= Fei Wuji =

Official of Chinese State of Chu (died 515 BCE)

Fei Wuji (費無極 or 費無忌; died 515 BCE) was a corrupt official of the state of Chu during the reign of King Ping whose persecution of Crown Prince Jian and the family of Wu Zixu led to the defeat and decline of Chu.

==Life and death==
According to Lüshi Chunqiu, a Chinese classic text compiled around 239 BCE, Fei was the junior teacher of the crown prince Jian, and when a princess of the State of Qin was betrothed to Prince Jian, Fei was entrusted with the task of escorting the princess to Chu. However, when Fei saw that the princess was beautiful he induced King Ping to take the princess as his own queen and find another wife for the crown prince. Fearing the revenge of Prince Jian when he became king, Fei then preemptively persuaded the king to kill Prince Jian and his senior teacher Wu She along with his son Wu Shang. Prince Jian managed to escape abroad, and Wu She's second son Wu Zixu escaped to the state of Wu and vowed to avenge the deaths of his father and brother.
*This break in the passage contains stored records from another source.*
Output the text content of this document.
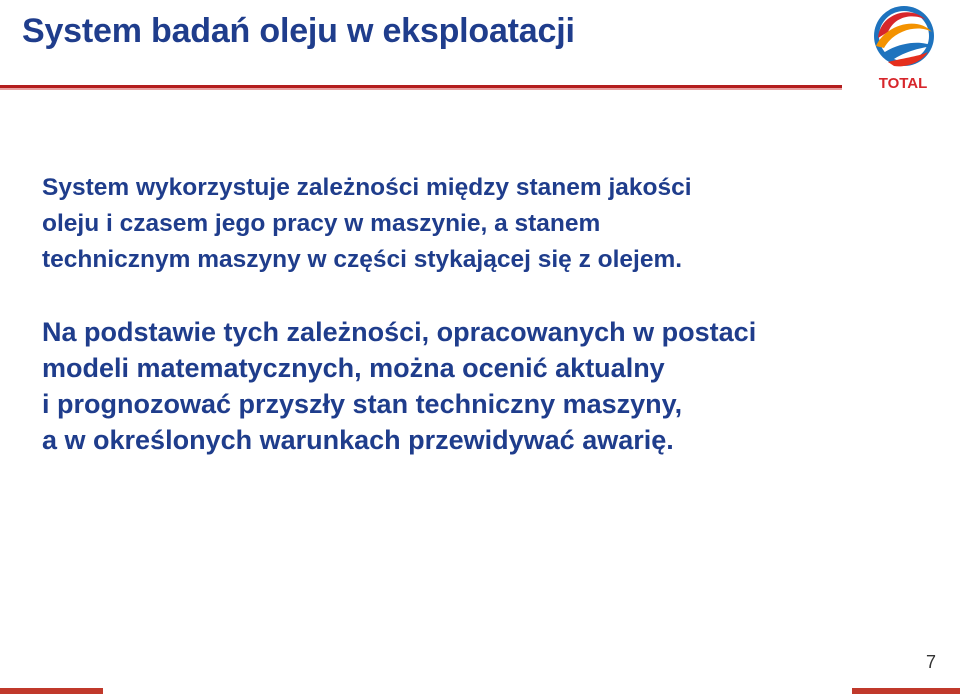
System badań oleju w eksploatacji
TOTAL
System wykorzystuje zależności między stanem jakości
oleju i czasem jego pracy w maszynie, a stanem
technicznym maszyny w części stykającej się z olejem.
Na podstawie tych zależności, opracowanych w postaci
modeli matematycznych, można ocenić aktualny
i prognozować przyszły stan techniczny maszyny,
a w określonych warunkach przewidywać awarię.
7
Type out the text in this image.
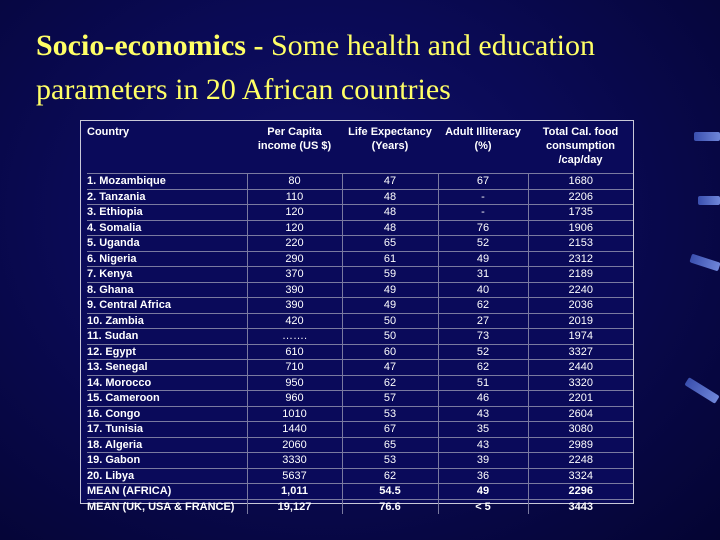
Socio-economics - Some health and education parameters in 20 African countries
Country	Per Capita income (US $)	Life Expectancy (Years)	Adult Illiteracy (%)	Total Cal. food consumption /cap/day
1. Mozambique	80	47	67	1680
2. Tanzania	110	48	-	2206
3. Ethiopia	120	48	-	1735
4. Somalia	120	48	76	1906
5. Uganda	220	65	52	2153
6. Nigeria	290	61	49	2312
7. Kenya	370	59	31	2189
8. Ghana	390	49	40	2240
9. Central Africa	390	49	62	2036
10. Zambia	420	50	27	2019
11. Sudan	…….	50	73	1974
12. Egypt	610	60	52	3327
13. Senegal	710	47	62	2440
14. Morocco	950	62	51	3320
15. Cameroon	960	57	46	2201
16. Congo	1010	53	43	2604
17. Tunisia	1440	67	35	3080
18. Algeria	2060	65	43	2989
19. Gabon	3330	53	39	2248
20. Libya	5637	62	36	3324
MEAN (AFRICA)	1,011	54.5	49	2296
MEAN (UK, USA & FRANCE)	19,127	76.6	< 5	3443
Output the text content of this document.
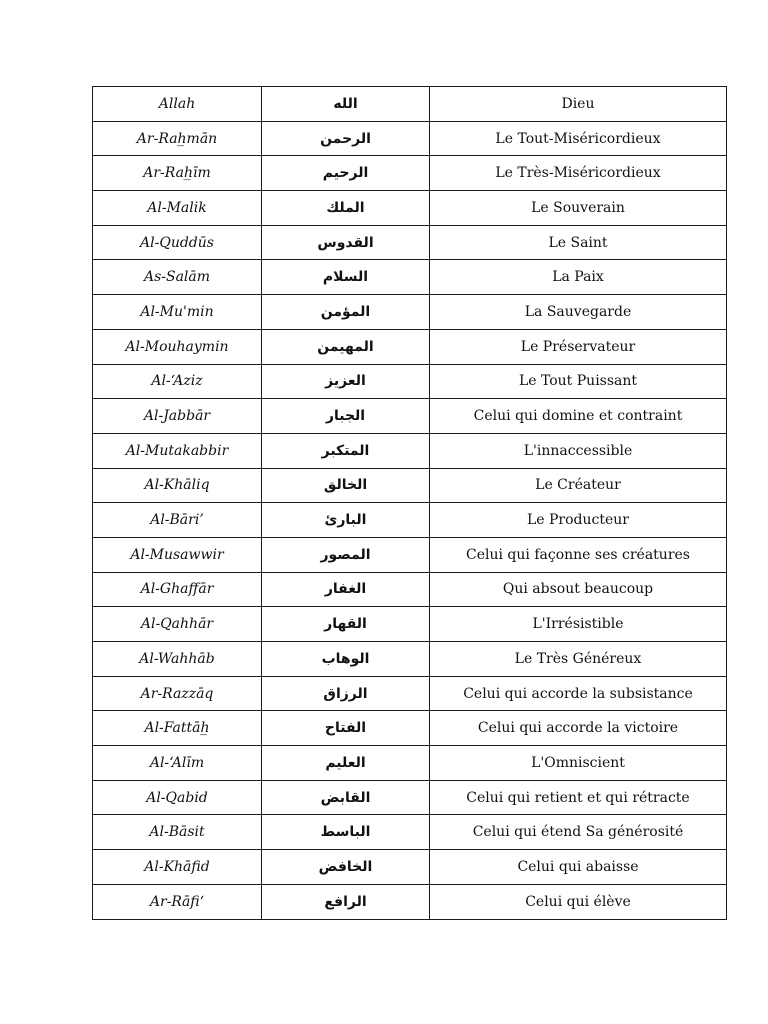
Allah	الله	Dieu
Ar-Rah̲mān	الرحمن	Le Tout-Miséricordieux
Ar-Rah̲īm	الرحيم	Le Très-Miséricordieux
Al-Malik	الملك	Le Souverain
Al-Quddūs	القدوس	Le Saint
As-Salām	السلام	La Paix
Al-Mu'min	المؤمن	La Sauvegarde
Al-Mouhaymin	المهيمن	Le Préservateur
Al-‘Aziz	العزيز	Le Tout Puissant
Al-Jabbār	الجبار	Celui qui domine et contraint
Al-Mutakabbir	المتكبر	L'innaccessible
Al-Khāliq	الخالق	Le Créateur
Al-Bāri’	البارئ	Le Producteur
Al-Musawwir	المصور	Celui qui façonne ses créatures
Al-Ghaffār	الغفار	Qui absout beaucoup
Al-Qahhār	القهار	L'Irrésistible
Al-Wahhāb	الوهاب	Le Très Généreux
Ar-Razzāq	الرزاق	Celui qui accorde la subsistance
Al-Fattāh̲	الفتاح	Celui qui accorde la victoire
Al-‘Alīm	العليم	L'Omniscient
Al-Qabid	القابض	Celui qui retient et qui rétracte
Al-Bāsit	الباسط	Celui qui étend Sa générosité
Al-Khāfid	الخافض	Celui qui abaisse
Ar-Rāfi‘	الرافع	Celui qui élève
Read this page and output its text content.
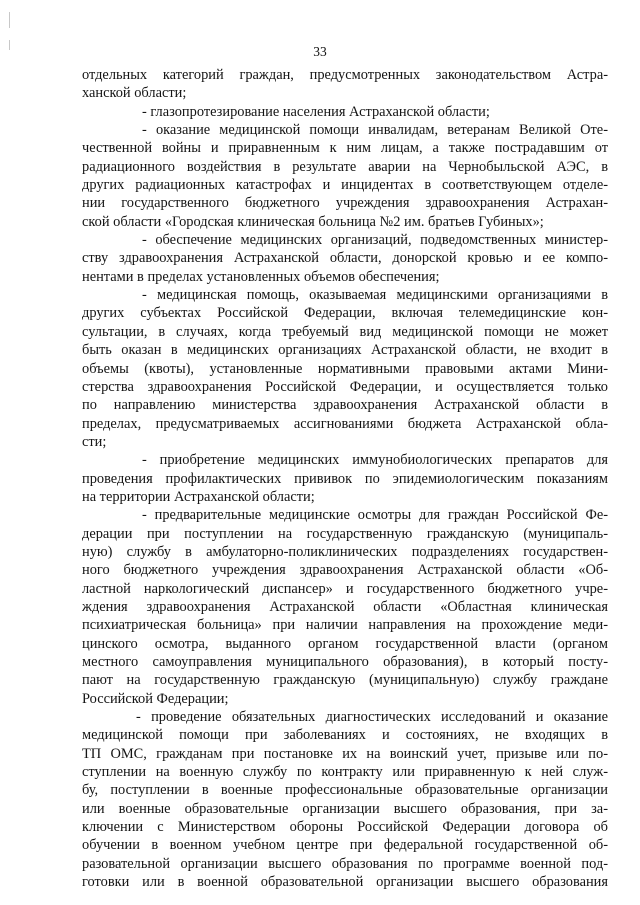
33

отдельных категорий граждан, предусмотренных законодательством Астра-
ханской области;

- глазопротезирование населения Астраханской области;

- оказание медицинской помощи инвалидам, ветеранам Великой Оте-
чественной войны и приравненным к ним лицам, а также пострадавшим от
радиационного воздействия в результате аварии на Чернобыльской АЭС, в
других радиационных катастрофах и инцидентах в соответствующем отделе-
нии государственного бюджетного учреждения здравоохранения Астрахан-
ской области «Городская клиническая больница №2 им. братьев Губиных»;

- обеспечение медицинских организаций, подведомственных министер-
ству здравоохранения Астраханской области, донорской кровью и ее компо-
нентами в пределах установленных объемов обеспечения;

- медицинская помощь, оказываемая медицинскими организациями в
других субъектах Российской Федерации, включая телемедицинские кон-
сультации, в случаях, когда требуемый вид медицинской помощи не может
быть оказан в медицинских организациях Астраханской области, не входит в
объемы (квоты), установленные нормативными правовыми актами Мини-
стерства здравоохранения Российской Федерации, и осуществляется только
по направлению министерства здравоохранения Астраханской области в
пределах, предусматриваемых ассигнованиями бюджета Астраханской обла-
сти;

- приобретение медицинских иммунобиологических препаратов для
проведения профилактических прививок по эпидемиологическим показаниям
на территории Астраханской области;

- предварительные медицинские осмотры для граждан Российской Фе-
дерации при поступлении на государственную гражданскую (муниципаль-
ную) службу в амбулаторно-поликлинических подразделениях государствен-
ного бюджетного учреждения здравоохранения Астраханской области «Об-
ластной наркологический диспансер» и государственного бюджетного учре-
ждения здравоохранения Астраханской области «Областная клиническая
психиатрическая больница» при наличии направления на прохождение меди-
цинского осмотра, выданного органом государственной власти (органом
местного самоуправления муниципального образования), в который посту-
пают на государственную гражданскую (муниципальную) службу граждане
Российской Федерации;

- проведение обязательных диагностических исследований и оказание
медицинской помощи при заболеваниях и состояниях, не входящих в
ТП ОМС, гражданам при постановке их на воинский учет, призыве или по-
ступлении на военную службу по контракту или приравненную к ней служ-
бу, поступлении в военные профессиональные образовательные организации
или военные образовательные организации высшего образования, при за-
ключении с Министерством обороны Российской Федерации договора об
обучении в военном учебном центре при федеральной государственной об-
разовательной организации высшего образования по программе военной под-
готовки или в военной образовательной организации высшего образования
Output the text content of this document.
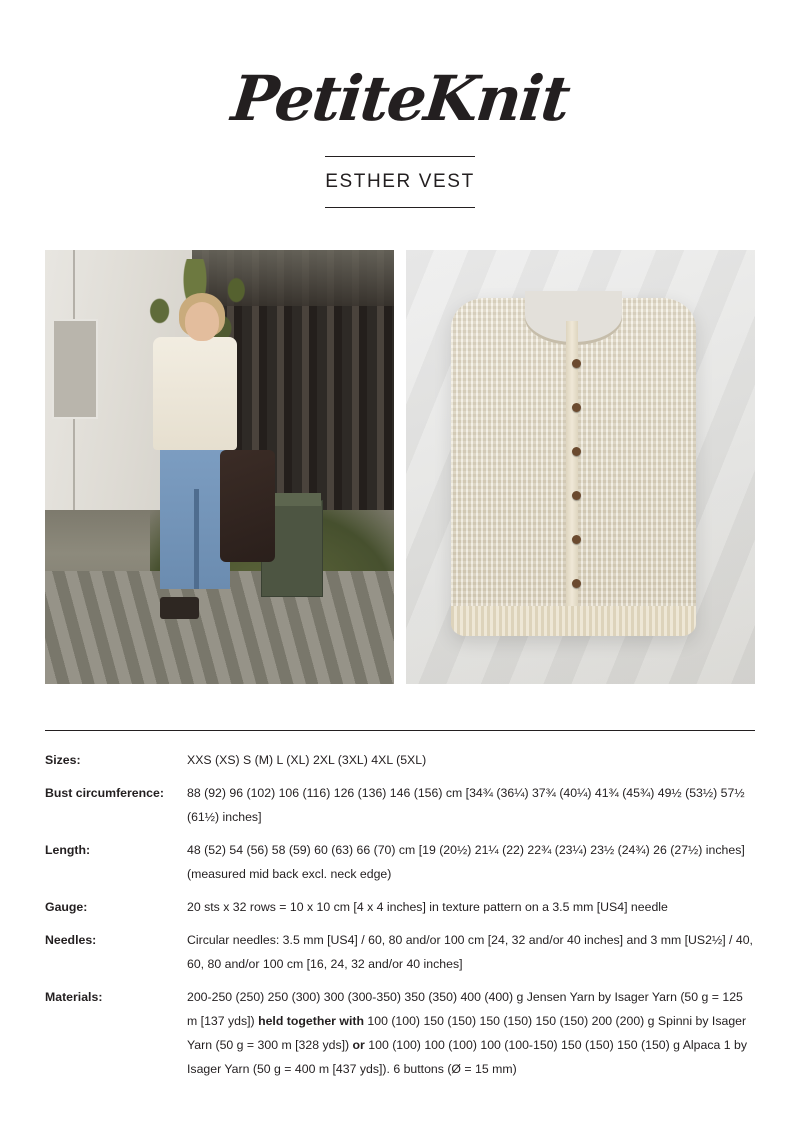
PetiteKnit
ESTHER VEST
Sizes:	XXS (XS) S (M) L (XL) 2XL (3XL) 4XL (5XL)
Bust circumference:	88 (92) 96 (102) 106 (116) 126 (136) 146 (156) cm [34¾ (36¼) 37¾ (40¼) 41¾ (45¾) 49½ (53½) 57½ (61½) inches]
Length:	48 (52) 54 (56) 58 (59) 60 (63) 66 (70) cm [19 (20½) 21¼ (22) 22¾ (23¼) 23½ (24¾) 26 (27½) inches] (measured mid back excl. neck edge)
Gauge:	20 sts x 32 rows = 10 x 10 cm [4 x 4 inches] in texture pattern on a 3.5 mm [US4] needle
Needles:	Circular needles: 3.5 mm [US4] / 60, 80 and/or 100 cm [24, 32 and/or 40 inches] and 3 mm [US2½] / 40, 60, 80 and/or 100 cm [16, 24, 32 and/or 40 inches]
Materials:	200-250 (250) 250 (300) 300 (300-350) 350 (350) 400 (400) g Jensen Yarn by Isager Yarn (50 g = 125 m [137 yds]) held together with 100 (100) 150 (150) 150 (150) 150 (150) 200 (200) g Spinni by Isager Yarn (50 g = 300 m [328 yds]) or 100 (100) 100 (100) 100 (100-150) 150 (150) 150 (150) g Alpaca 1 by Isager Yarn (50 g = 400 m [437 yds]). 6 buttons (Ø = 15 mm)
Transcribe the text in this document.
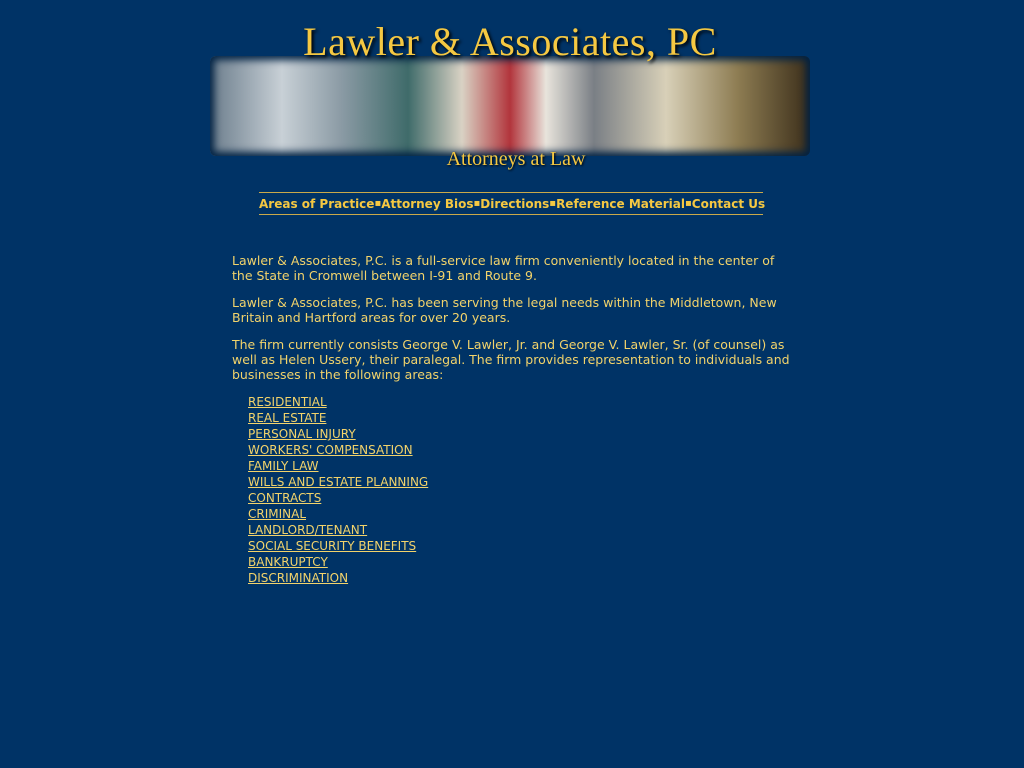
Lawler & Associates, PC
Attorneys at Law
Areas of Practice ▪ Attorney Bios ▪ Directions ▪ Reference Material ▪ Contact Us

Lawler & Associates, P.C. is a full-service law firm conveniently located in the center of the State in Cromwell between I-91 and Route 9.

Lawler & Associates, P.C. has been serving the legal needs within the Middletown, New Britain and Hartford areas for over 20 years.

The firm currently consists George V. Lawler, Jr. and George V. Lawler, Sr. (of counsel) as well as Helen Ussery, their paralegal. The firm provides representation to individuals and businesses in the following areas:

RESIDENTIAL
REAL ESTATE
PERSONAL INJURY
WORKERS' COMPENSATION
FAMILY LAW
WILLS AND ESTATE PLANNING
CONTRACTS
CRIMINAL
LANDLORD/TENANT
SOCIAL SECURITY BENEFITS
BANKRUPTCY
DISCRIMINATION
Fei Wuji then framed another official Xi Wan (郤宛) and tricked Prime Minister Nang Wa into killing him. Shen Yin Shu, the chief military commander of Chu, pointed out Nang's mistake and persuaded him to execute the hated Fei Wuji.

==Aftermath==
In the kingdom of Wu, Wu Zixu became a trusted advisor of Prince Guang and helped him assassinate his cousin King Liao of Wu. Prince Guang ascended the throne and was known as King Helü of Wu. In 506 BCE, Wu Zixu persuaded King Helü to invade Chu. The Wu army routed the Chu army commanded by Nang Wa in the historic Battle of Boju and captured and destroyed the Chu capital Ying. Both Nang Wa and King Zhao of Chu fled, and Shen Yin Shu died in battle. Chu, one of the most powerful states (Five Hegemons) in the Spring and Autumn period, would never regain its former strength. Fei Wuji's persecution of Prince Jian and Wu She directly contributed to the decline of Chu and he is remembered as one of the most prominent villains in Chinese history.